OBJECTIVES: Blood culture bottles (BCBs) are commonly used for the diagnosis of infections associated with orthopedic devices. Although Cutibacterium acnes is an important pathogen in orthopedics, relatively little is known about its growth characteristics in BCBs. This prompted us to analyze the influence of bacterial genotype and clinical significance on time-to-detection (TTD) in BCBs. METHODS: We reviewed 59 cases of orthopedic device-related infections in which at least one intraoperative specimen yielded a pure C. acnes culture from anaerobic BCBs (BD Bactec Lytic/10 Anaerobic/F; Lytic-Ana) and/or solid media.

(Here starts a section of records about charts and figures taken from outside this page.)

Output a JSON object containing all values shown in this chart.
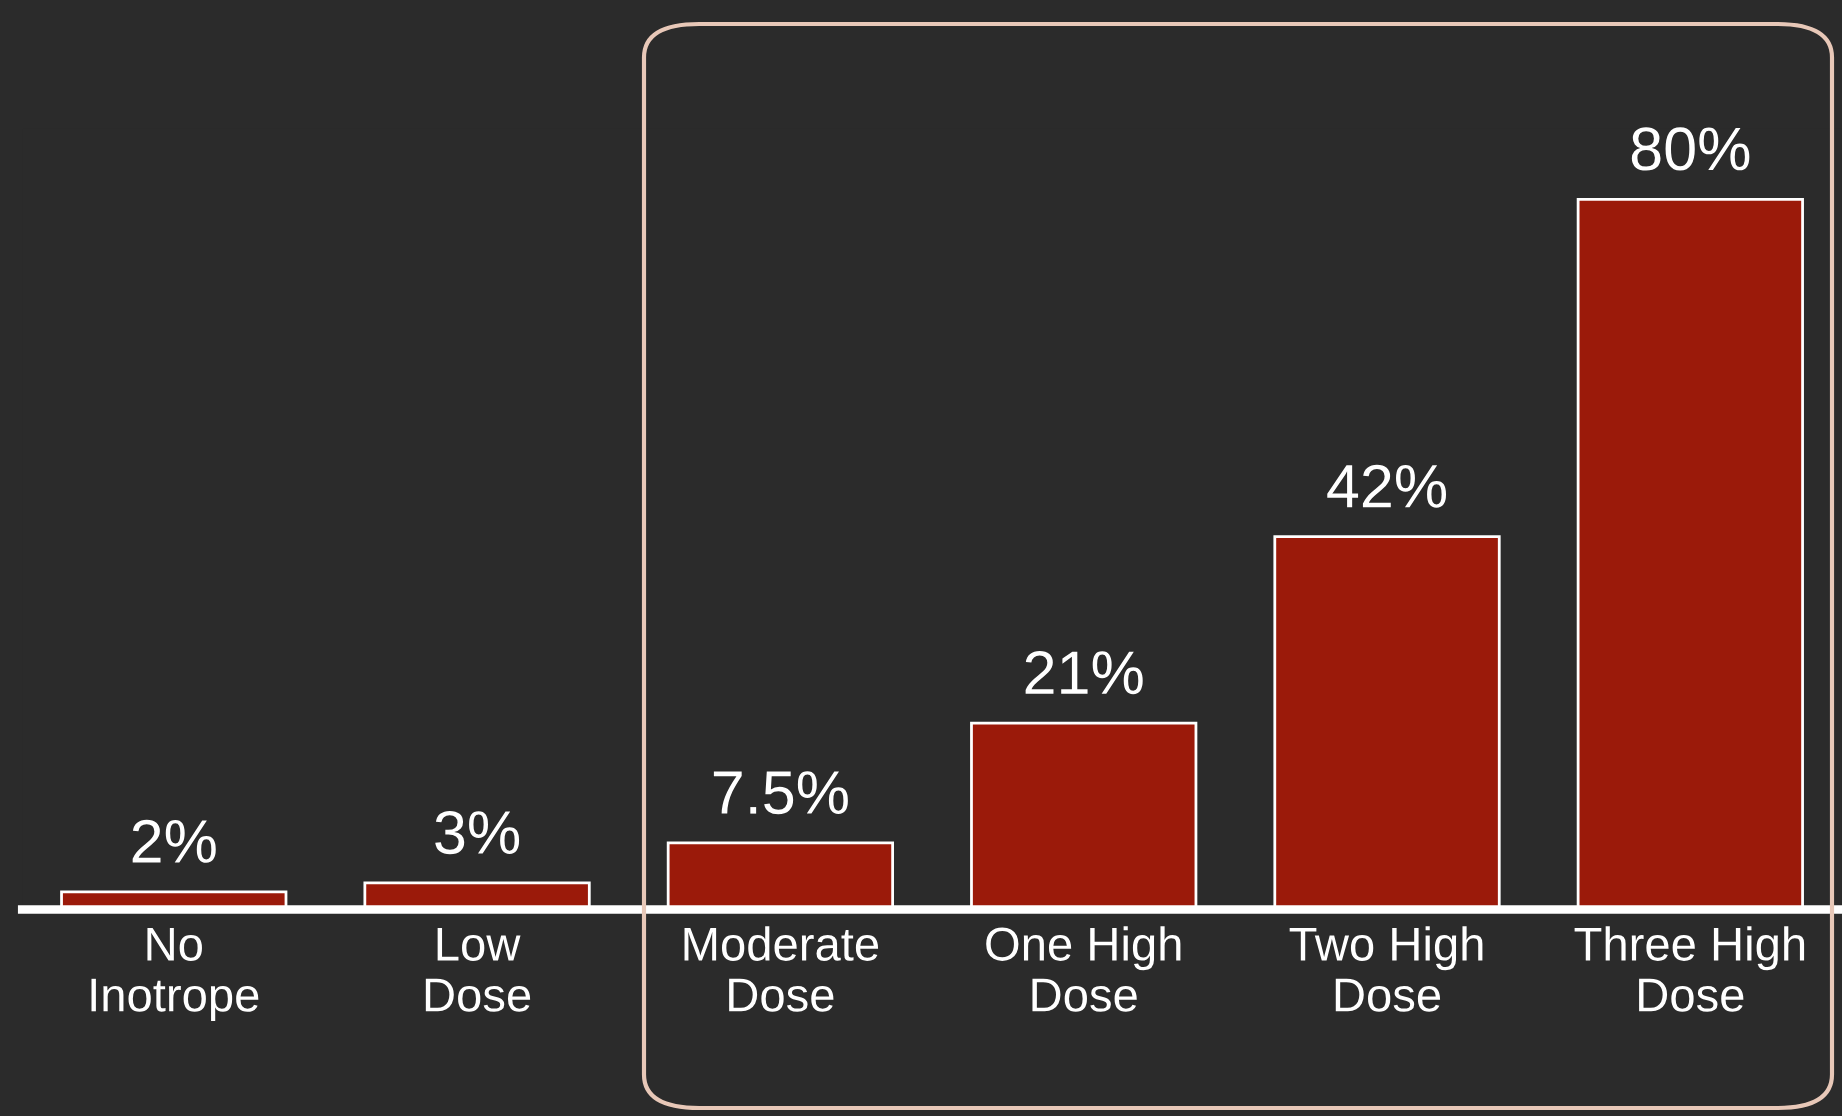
{
  "chart_data": {
    "type": "bar",
    "categories": [
      "No\nInotrope",
      "Low\nDose",
      "Moderate\nDose",
      "One High\nDose",
      "Two High\nDose",
      "Three High\nDose"
    ],
    "values": [
      2,
      3,
      7.5,
      21,
      42,
      80
    ],
    "value_labels": [
      "2%",
      "3%",
      "7.5%",
      "21%",
      "42%",
      "80%"
    ],
    "color": "#9b1a0a",
    "grid": false,
    "legend": false
  }
}
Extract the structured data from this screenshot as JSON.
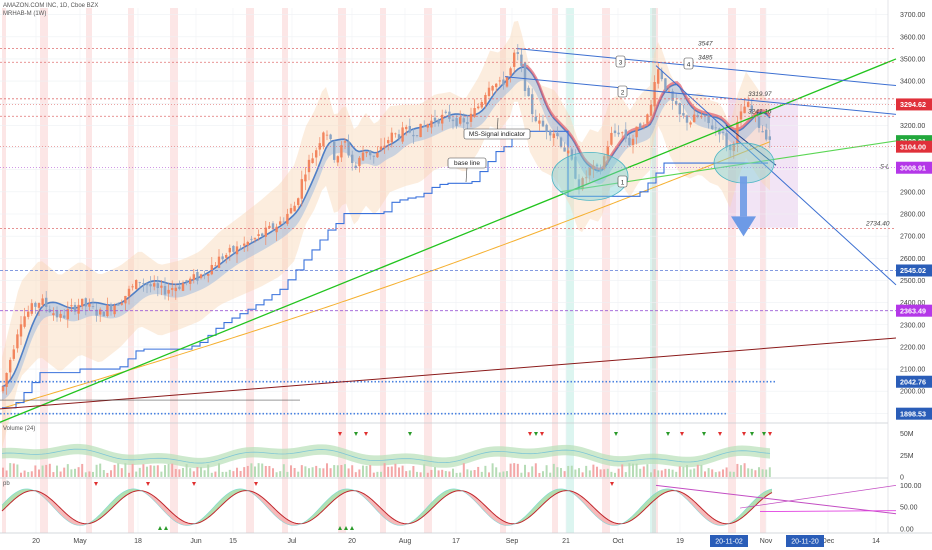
{
  "header": {
    "symbol_line": "AMAZON.COM INC, 1D, Cboe BZX",
    "indicator_line": "MRHAB-M (1W)"
  },
  "annotations": {
    "ms_signal": "MS-Signal indicator",
    "base_line": "base line",
    "wave": [
      "1",
      "2",
      "3",
      "4"
    ],
    "sl": "S-L"
  },
  "colors": {
    "candle_up": "#f2855e",
    "candle_down": "#8aa4c4",
    "green_trend": "#22c41e",
    "blue_trend": "#3c6fd1",
    "dark_red": "#8b1a1a",
    "orange_ma": "#f5b030",
    "step_blue": "#3a72dc",
    "price_axis_bg": "#ffffff",
    "red_badge": "#e0303a",
    "purple_badge": "#b437e8",
    "green_badge": "#22a83c",
    "label_blue": "#2a5db8"
  },
  "chart_data": [
    {
      "type": "candlestick",
      "title": "AMAZON.COM INC, 1D, Cboe BZX",
      "xlabel": "",
      "ylabel": "",
      "x_ticks": [
        "20",
        "May",
        "18",
        "Jun",
        "15",
        "Jul",
        "20",
        "Aug",
        "17",
        "Sep",
        "21",
        "Oct",
        "19",
        "Nov",
        "Dec",
        "14"
      ],
      "y_ticks": [
        1900,
        2000,
        2100,
        2200,
        2300,
        2400,
        2500,
        2600,
        2700,
        2800,
        2900,
        3000,
        3100,
        3200,
        3300,
        3400,
        3500,
        3600,
        3700
      ],
      "ylim": [
        1870,
        3730
      ],
      "horizontal_levels": [
        {
          "label": "3547",
          "value": 3547
        },
        {
          "label": "3485",
          "value": 3485
        },
        {
          "label": "3319.97",
          "value": 3319.97
        },
        {
          "label": "3241.16",
          "value": 3241.16
        },
        {
          "label": "2734.40",
          "value": 2734.4
        }
      ],
      "price_badges": [
        {
          "label": "3294.62",
          "value": 3294.62,
          "kind": "red"
        },
        {
          "label": "3128.81",
          "value": 3128.81,
          "kind": "green"
        },
        {
          "label": "3104.00",
          "value": 3104.0,
          "kind": "red"
        },
        {
          "label": "3008.91",
          "value": 3008.91,
          "kind": "purple"
        },
        {
          "label": "2545.02",
          "value": 2545.02,
          "kind": "blue"
        },
        {
          "label": "2363.49",
          "value": 2363.49,
          "kind": "purple"
        },
        {
          "label": "2042.76",
          "value": 2042.76,
          "kind": "blue"
        },
        {
          "label": "1898.53",
          "value": 1898.53,
          "kind": "blue"
        }
      ]
    },
    {
      "type": "area",
      "title": "Volume (24)",
      "y_ticks": [
        "50M",
        "25M",
        "0"
      ]
    },
    {
      "type": "line",
      "title": "pb",
      "y_ticks": [
        "100.00",
        "50.00",
        "0.00"
      ]
    }
  ],
  "date_badges": [
    "20-11-02",
    "20-11-20"
  ]
}
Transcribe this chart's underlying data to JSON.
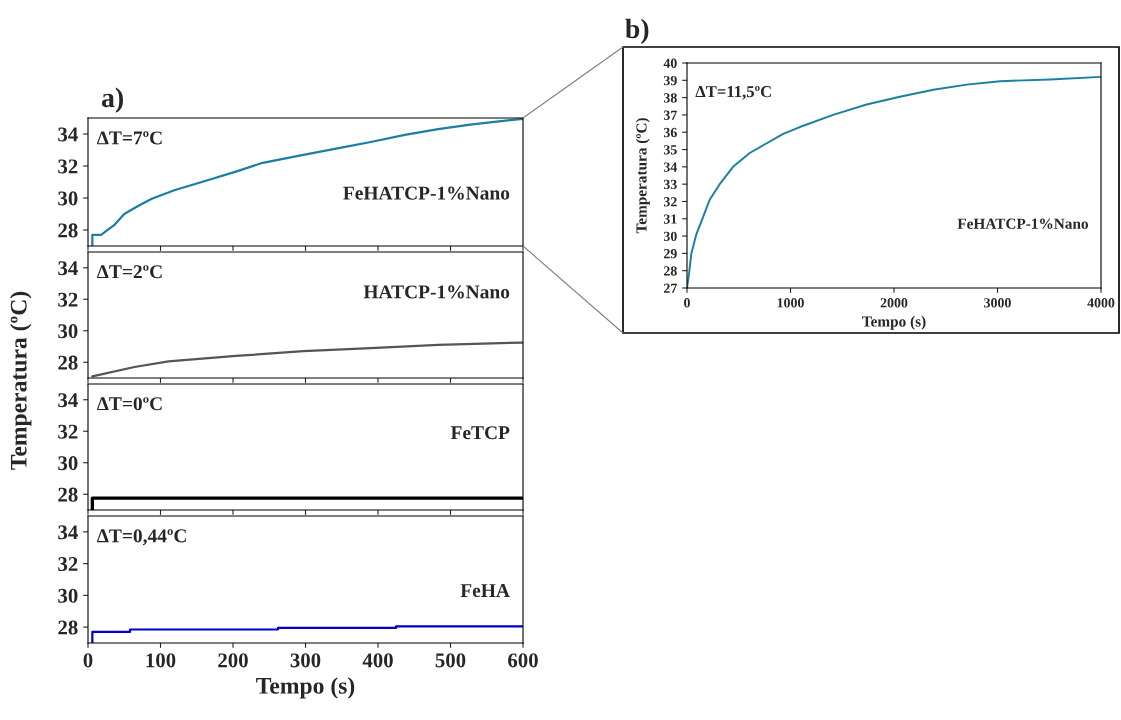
{
  "chart_data": [
    {
      "type": "line",
      "title": "a)",
      "xlim": [
        0,
        600
      ],
      "xticks": [
        0,
        100,
        200,
        300,
        400,
        500,
        600
      ],
      "ylim": [
        27,
        35
      ],
      "yticks": [
        28,
        30,
        32,
        34
      ],
      "tick_labels": "y",
      "grid": false,
      "legend": false,
      "annotations": [
        "ΔT=7ºC",
        "FeHATCP-1%Nano"
      ],
      "series": [
        {
          "color": "#1a7fa0",
          "x": [
            6,
            6,
            18,
            36,
            50,
            69,
            88,
            120,
            157,
            204,
            241,
            297,
            344,
            390,
            437,
            483,
            530,
            600
          ],
          "values": [
            27,
            27.7,
            27.7,
            28.3,
            29.0,
            29.5,
            29.95,
            30.5,
            31.0,
            31.65,
            32.2,
            32.7,
            33.1,
            33.5,
            33.95,
            34.3,
            34.6,
            34.95
          ]
        }
      ]
    },
    {
      "type": "line",
      "xlim": [
        0,
        600
      ],
      "xticks": [
        0,
        100,
        200,
        300,
        400,
        500,
        600
      ],
      "ylim": [
        27,
        35
      ],
      "yticks": [
        28,
        30,
        32,
        34
      ],
      "tick_labels": "y",
      "grid": false,
      "legend": false,
      "ylabel": "Temperatura (ºC)",
      "annotations": [
        "ΔT=2ºC",
        "HATCP-1%Nano"
      ],
      "series": [
        {
          "color": "#555555",
          "x": [
            6,
            64,
            111,
            204,
            297,
            390,
            483,
            600
          ],
          "values": [
            27.1,
            27.7,
            28.05,
            28.4,
            28.7,
            28.9,
            29.1,
            29.25
          ]
        }
      ]
    },
    {
      "type": "line",
      "xlim": [
        0,
        600
      ],
      "xticks": [
        0,
        100,
        200,
        300,
        400,
        500,
        600
      ],
      "ylim": [
        27,
        35
      ],
      "yticks": [
        28,
        30,
        32,
        34
      ],
      "tick_labels": "y",
      "grid": false,
      "legend": false,
      "annotations": [
        "ΔT=0ºC",
        "FeTCP"
      ],
      "series": [
        {
          "color": "#000000",
          "x": [
            6,
            6,
            100,
            200,
            300,
            400,
            500,
            600
          ],
          "values": [
            27,
            27.75,
            27.75,
            27.75,
            27.75,
            27.75,
            27.75,
            27.75
          ]
        }
      ]
    },
    {
      "type": "line",
      "xlim": [
        0,
        600
      ],
      "xticks": [
        0,
        100,
        200,
        300,
        400,
        500,
        600
      ],
      "ylim": [
        27,
        35
      ],
      "yticks": [
        28,
        30,
        32,
        34
      ],
      "grid": false,
      "legend": false,
      "xlabel": "Tempo (s)",
      "annotations": [
        "ΔT=0,44ºC",
        "FeHA"
      ],
      "series": [
        {
          "color": "#0000cc",
          "x": [
            6,
            6,
            58,
            58,
            262,
            262,
            425,
            425,
            600
          ],
          "values": [
            27,
            27.7,
            27.7,
            27.85,
            27.85,
            27.95,
            27.95,
            28.05,
            28.05
          ]
        }
      ]
    },
    {
      "type": "line",
      "title": "b)",
      "xlim": [
        0,
        4000
      ],
      "xticks": [
        0,
        1000,
        2000,
        3000,
        4000
      ],
      "ylim": [
        27,
        40
      ],
      "yticks": [
        27,
        28,
        29,
        30,
        31,
        32,
        33,
        34,
        35,
        36,
        37,
        38,
        39,
        40
      ],
      "grid": false,
      "legend": false,
      "xlabel": "Tempo (s)",
      "ylabel": "Temperatura (ºC)",
      "annotations": [
        "ΔT=11,5ºC",
        "FeHATCP-1%Nano"
      ],
      "series": [
        {
          "color": "#1a7fa0",
          "x": [
            0,
            19,
            42,
            90,
            155,
            219,
            316,
            445,
            606,
            767,
            929,
            1090,
            1412,
            1735,
            2057,
            2380,
            2702,
            3025,
            3508,
            4000
          ],
          "values": [
            27,
            27.8,
            29.0,
            30.1,
            31.1,
            32.1,
            33.0,
            34.0,
            34.8,
            35.35,
            35.9,
            36.3,
            37.0,
            37.6,
            38.05,
            38.45,
            38.75,
            38.95,
            39.05,
            39.2
          ]
        }
      ]
    }
  ]
}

A strain was considered infectant if the same genotype was present in two or more intraoperative samples. From these cases, we isolated a total of 72 unique C. acnes strains belonging to four multilocus sequence type clonal complexes (CCs): CC18, CC28, CC36 and CC53. Growth rate and TTD in Lytic-Ana BCB were studied under experimental conditions (inoculation of standard inoculum) and in clinical samples (inoculation of periprosthetic tissue samples). RESULTS: Median TTD values were shorter for CC53 compared to other CCs under experimental conditions (69 vs. 103 h; p < 0.001) and from clinical specimens (70 vs. 200 h; p = 0.02). Infectant strains had a shorter median TTD compared to contaminant strains in a clinical situation, while the difference was not observed under experimental conditions. CONCLUSIONS: The detection dynamics of C. acnes in Lytic-Ana BCBs were associated with genotype. Thus, TTD not only reflects the bacterial load in clinical samples, but may also reflect the intrinsic properties of the clonal complex of C. acnes.